CARACAS (Reuters) - Venezuelan President Nicolas Maduro did not inform Norway’s foreign ministry, which is mediating a dialogue between his government and opposition leader Juan Guaido, about a side deal with a smaller sector of the opposition before it was announced earlier this week, a member of Guaido’s negotiating team said on Wednesday.
Guaido, leader of the opposition-controlled National Assembly, over the weekend declared the Oslo-backed talks dead more than six weeks after Maduro walked away in protest over U.S. sanctions. The opposition said the government had no interest in discussing their main priority: a new election.
The government responded on Monday by announcing a deal with smaller opposition parties to resolve the South American country’s deep political divide by reforming the National Electoral Commission, accused of bias in favour of the ruling socialists. That deal was not backed by Guaido’s allies.
“The Norwegians had no idea what was happening,” Gerardo Blyde, one of Guaido’s representatives to the talks, said in an interview. “There is bad faith on Maduro’s part. He was playing on two fields. When it became difficult for him he secretly created another option.”
Neither Venezuela’s Information Ministry nor Norway’s Foreign Ministry immediately responded to requests for comment.
Venezuela’s political crisis deepened in January when Guaido invoked the constitution to assume a rival presidency, arguing Maduro’s May 2018 re-election was illegitimate.

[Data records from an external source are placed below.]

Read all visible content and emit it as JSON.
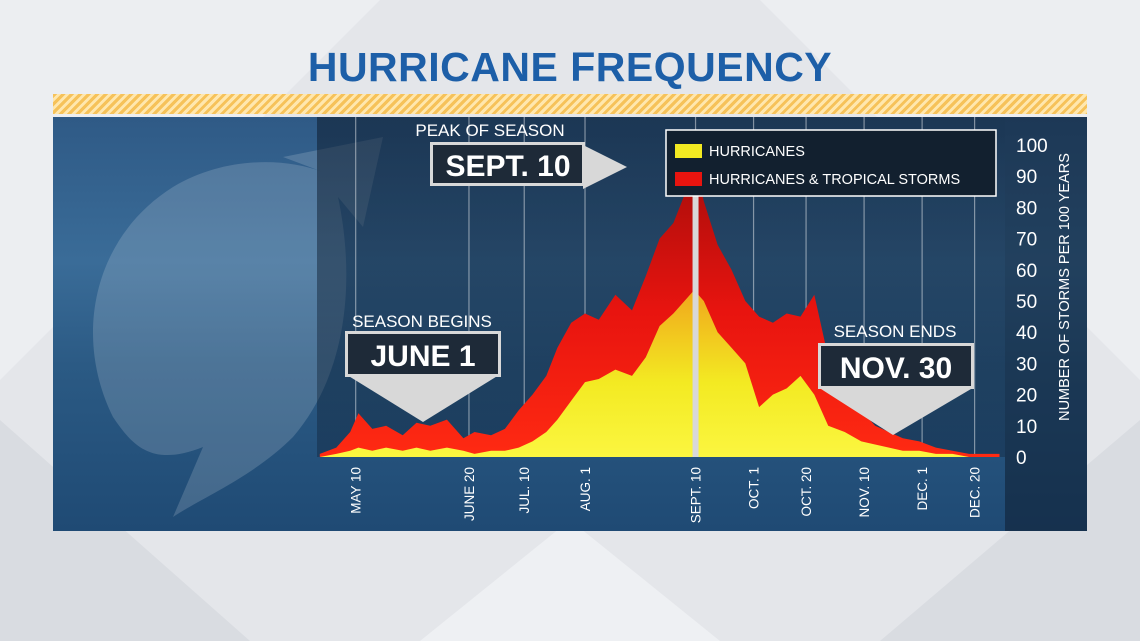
{
  "title": "HURRICANE FREQUENCY",
  "colors": {
    "title": "#1d5fa8",
    "hurricanes": "#f3ea22",
    "hurricanes_tropical": "#e8140f",
    "panel": "#2c5278",
    "stripe": "#f6c25a"
  },
  "annotations": {
    "peak": {
      "label": "PEAK OF SEASON",
      "date": "SEPT. 10"
    },
    "begin": {
      "label": "SEASON BEGINS",
      "date": "JUNE 1"
    },
    "end": {
      "label": "SEASON ENDS",
      "date": "NOV. 30"
    }
  },
  "chart_data": {
    "type": "area",
    "title": "HURRICANE FREQUENCY",
    "ylabel": "NUMBER OF STORMS PER 100 YEARS",
    "xlabel": "",
    "ylim": [
      0,
      100
    ],
    "yticks": [
      0,
      10,
      20,
      30,
      40,
      50,
      60,
      70,
      80,
      90,
      100
    ],
    "xlim": [
      "2023-04-26",
      "2023-12-31"
    ],
    "xtick_dates": [
      "2023-05-10",
      "2023-06-20",
      "2023-07-10",
      "2023-08-01",
      "2023-09-10",
      "2023-10-01",
      "2023-10-20",
      "2023-11-10",
      "2023-12-01",
      "2023-12-20"
    ],
    "xtick_labels": [
      "MAY 10",
      "JUNE 20",
      "JUL. 10",
      "AUG. 1",
      "SEPT. 10",
      "OCT. 1",
      "OCT. 20",
      "NOV. 10",
      "DEC. 1",
      "DEC. 20"
    ],
    "legend_position": "top-right",
    "grid": "vertical",
    "peak_date": "2023-09-10",
    "series": [
      {
        "name": "HURRICANES & TROPICAL STORMS",
        "x": [
          "2023-04-27",
          "2023-05-03",
          "2023-05-08",
          "2023-05-11",
          "2023-05-16",
          "2023-05-21",
          "2023-05-27",
          "2023-06-01",
          "2023-06-06",
          "2023-06-12",
          "2023-06-18",
          "2023-06-22",
          "2023-06-28",
          "2023-07-03",
          "2023-07-08",
          "2023-07-13",
          "2023-07-18",
          "2023-07-22",
          "2023-07-27",
          "2023-08-01",
          "2023-08-06",
          "2023-08-12",
          "2023-08-18",
          "2023-08-23",
          "2023-08-28",
          "2023-09-02",
          "2023-09-06",
          "2023-09-09",
          "2023-09-10",
          "2023-09-13",
          "2023-09-18",
          "2023-09-23",
          "2023-09-28",
          "2023-10-03",
          "2023-10-08",
          "2023-10-13",
          "2023-10-18",
          "2023-10-23",
          "2023-10-28",
          "2023-11-03",
          "2023-11-09",
          "2023-11-14",
          "2023-11-19",
          "2023-11-24",
          "2023-11-30",
          "2023-12-06",
          "2023-12-12",
          "2023-12-18",
          "2023-12-24",
          "2023-12-29"
        ],
        "y": [
          1,
          3,
          8,
          14,
          9,
          10,
          7,
          11,
          10,
          12,
          6,
          8,
          7,
          9,
          15,
          20,
          26,
          35,
          43,
          46,
          44,
          52,
          47,
          58,
          70,
          75,
          84,
          92,
          93,
          82,
          68,
          60,
          50,
          45,
          43,
          46,
          45,
          52,
          32,
          22,
          15,
          10,
          8,
          6,
          5,
          3,
          2,
          1,
          1,
          1
        ]
      },
      {
        "name": "HURRICANES",
        "x": [
          "2023-04-27",
          "2023-05-03",
          "2023-05-08",
          "2023-05-11",
          "2023-05-16",
          "2023-05-21",
          "2023-05-27",
          "2023-06-01",
          "2023-06-06",
          "2023-06-12",
          "2023-06-18",
          "2023-06-22",
          "2023-06-28",
          "2023-07-03",
          "2023-07-08",
          "2023-07-13",
          "2023-07-18",
          "2023-07-22",
          "2023-07-27",
          "2023-08-01",
          "2023-08-06",
          "2023-08-12",
          "2023-08-18",
          "2023-08-23",
          "2023-08-28",
          "2023-09-02",
          "2023-09-06",
          "2023-09-09",
          "2023-09-10",
          "2023-09-13",
          "2023-09-18",
          "2023-09-23",
          "2023-09-28",
          "2023-10-03",
          "2023-10-08",
          "2023-10-13",
          "2023-10-18",
          "2023-10-23",
          "2023-10-28",
          "2023-11-03",
          "2023-11-09",
          "2023-11-14",
          "2023-11-19",
          "2023-11-24",
          "2023-11-30",
          "2023-12-06",
          "2023-12-12",
          "2023-12-18",
          "2023-12-24",
          "2023-12-29"
        ],
        "y": [
          0,
          1,
          2,
          3,
          2,
          3,
          2,
          3,
          2,
          3,
          2,
          1,
          2,
          2,
          3,
          5,
          8,
          12,
          18,
          24,
          25,
          28,
          26,
          32,
          42,
          46,
          50,
          53,
          53,
          50,
          40,
          35,
          30,
          16,
          20,
          22,
          26,
          20,
          10,
          8,
          5,
          4,
          3,
          2,
          2,
          1,
          1,
          0,
          0,
          0
        ]
      }
    ]
  }
}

He has since been recognised as the rightful leader by more than 50 countries, including the United States.
The Norway-backed talks began in May, and mostly took place on the Caribbean island of Barbados. Blyde said the opposition offered to create a transitional government consisting of representatives of the opposition, Maduro’s allies and the military, which would convene elections within nine months.
Under the proposal, both Maduro and Guaido would have stepped down once elections were called, and the opposition would have requested that the United States, European Union and Canada lift sanctions, Blyde said.
He added that he did not expect the new deal between the government and the smaller parties to help Venezuela emerge from its economic and political crises, since most Western countries continued to recognise Guaido. He said continued international pressure would eventually force Maduro back to the table.
The talks “will return but in worse conditions for Venezuelans,” Blyde said. “It was immensely irresponsible for Maduro to have left the table.”